Coerenza logica                   1                             2                             3                             3      

RUBRICA di Valutazione sintetica o olistica

I livelli per certificare le competenze, secondo la C.M. n. 3 del 13 febbraio del 2015, sono descritti nel seguente modo:

Iniziale: L’allievo/a, se opportunamente guidato/a, svolge compiti semplici in situazioni note.

Base: L’allievo/a svolge compiti semplici anche in situazioni nuove, mostrando di possedere conoscenze e abilità fondamentali e di saper applicare basilari regole e procedure apprese.
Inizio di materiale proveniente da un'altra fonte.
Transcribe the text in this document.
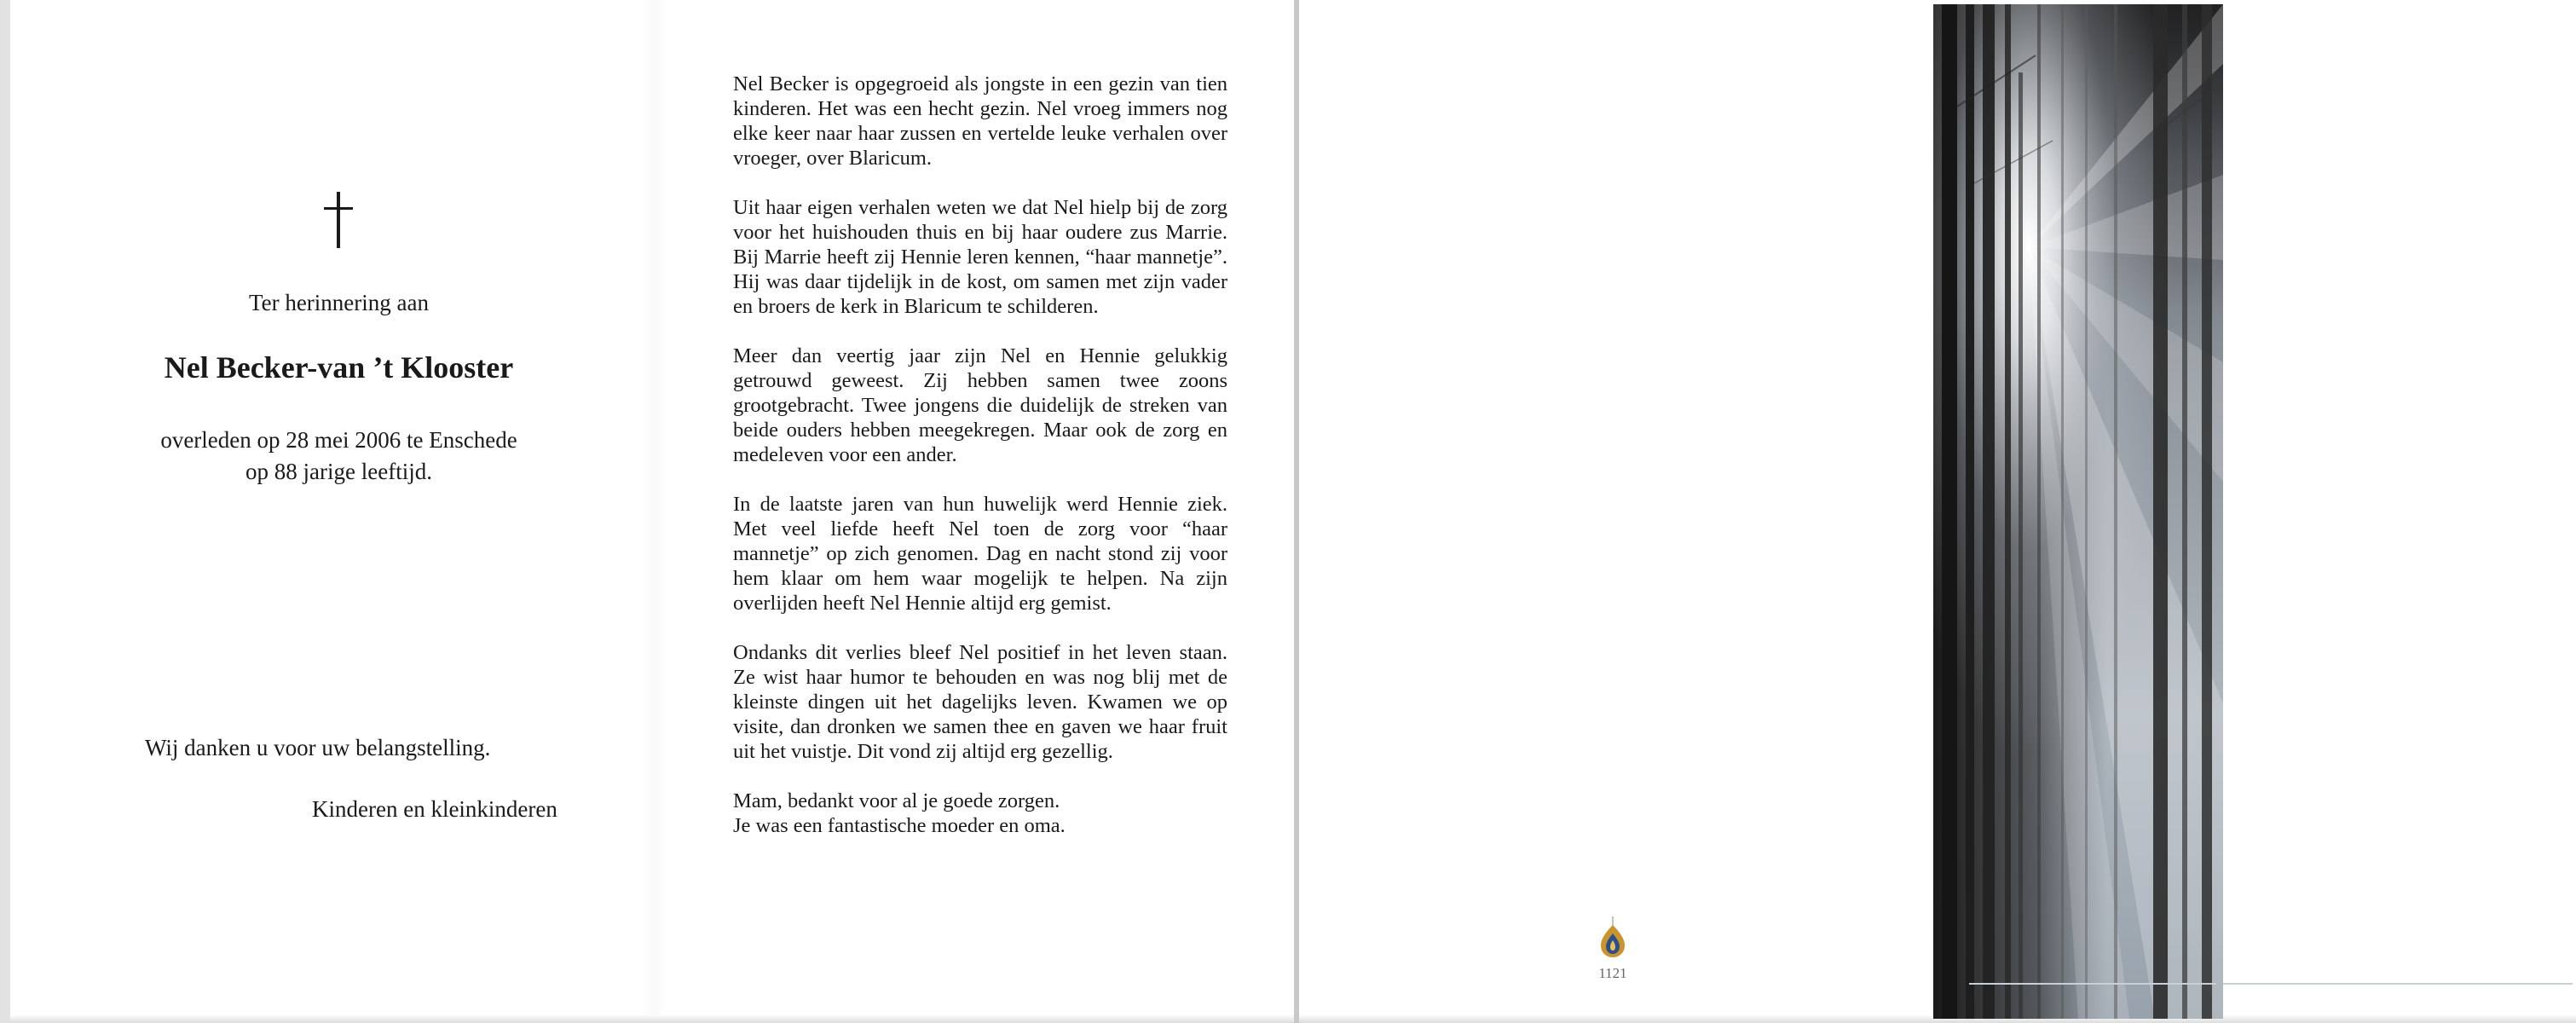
Ter herinnering aan
Nel Becker-van ’t Klooster
overleden op 28 mei 2006 te Enschede
op 88 jarige leeftijd.
Wij danken u voor uw belangstelling.
Kinderen en kleinkinderen

Nel Becker is opgegroeid als jongste in een gezin van tien kinderen. Het was een hecht gezin. Nel vroeg immers nog elke keer naar haar zussen en vertelde leuke verhalen over vroeger, over Blaricum.

Uit haar eigen verhalen weten we dat Nel hielp bij de zorg voor het huishouden thuis en bij haar oudere zus Marrie. Bij Marrie heeft zij Hennie leren kennen, “haar mannetje”. Hij was daar tijdelijk in de kost, om samen met zijn vader en broers de kerk in Blaricum te schilderen.

Meer dan veertig jaar zijn Nel en Hennie gelukkig getrouwd geweest. Zij hebben samen twee zoons grootgebracht. Twee jongens die duidelijk de streken van beide ouders hebben meegekregen. Maar ook de zorg en medeleven voor een ander.

In de laatste jaren van hun huwelijk werd Hennie ziek. Met veel liefde heeft Nel toen de zorg voor “haar mannetje” op zich genomen. Dag en nacht stond zij voor hem klaar om hem waar mogelijk te helpen. Na zijn overlijden heeft Nel Hennie altijd erg gemist.

Ondanks dit verlies bleef Nel positief in het leven staan. Ze wist haar humor te behouden en was nog blij met de kleinste dingen uit het dagelijks leven. Kwamen we op visite, dan dronken we samen thee en gaven we haar fruit uit het vuistje. Dit vond zij altijd erg gezellig.

Mam, bedankt voor al je goede zorgen.
Je was een fantastische moeder en oma.

1121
Intermedio: L’allievo/a svolge compiti e risolve problemi in situazioni nuove, compie scelte consapevoli, mostrando di saper utilizzare le conoscenze e le abilità.

Avanzato: L’allievo/a svolge compiti e risolve problemi complessi, mostrando padronanza nell’uso delle conoscenze e delle abilità; propone e sostiene le proprie opinioni e assume in modo responsabile decisioni consapevoli.

La Legge n. 92/2019 e il D.M. n. 35/2020 dispongono che l’insegnamento trasversale dell’Educazione civica (Costituzione, sviluppo sostenibile e cittadinanza digitale) sia oggetto delle valutazioni periodiche e finali previste dal D.Lgs. 13 aprile 2017, n. 62 per il primo ciclo e dal DPR 22 giugno 2009, n. 122 per il secondo ciclo.

I criteri di valutazione deliberati dal collegio dei docenti per le singole discipline e già inseriti nel PTOF dovranno essere integrati in modo da ricomprendere anche la valutazione dell’insegnamento dell’educazione civica.

Il docente coordinatore dell’insegnamento, in sede di scrutinio formula la proposta di valutazione, espressa ai sensi della normativa vigente, da inserire nel documento di valutazione, acquisendo elementi conoscitivi dai docenti del gruppo o del Consiglio di classe cui è affidato l’insegnamento dell’educazione civica. Tali elementi conoscitivi sono raccolti dall’intero gruppo e dal Consiglio di classe nella realizzazione di percorsi interdisciplinari.

La valutazione deve essere coerente con le competenze, abilità e conoscenze indicate nella programmazione per l’insegnamento dell’educazione civica e affrontate durante l’attività didattica.

I docenti e il Consiglio di classe possono avvalersi di strumenti condivisi, quali rubriche e griglie di osservazione, che possono essere applicati ai percorsi interdisciplinari, finalizzati a rendere conto del conseguimento da parte degli allievi delle conoscenze, delle abilità e del progressivo sviluppo delle competenze, previste nella sezione del curricolo dedicata all’educazione civica.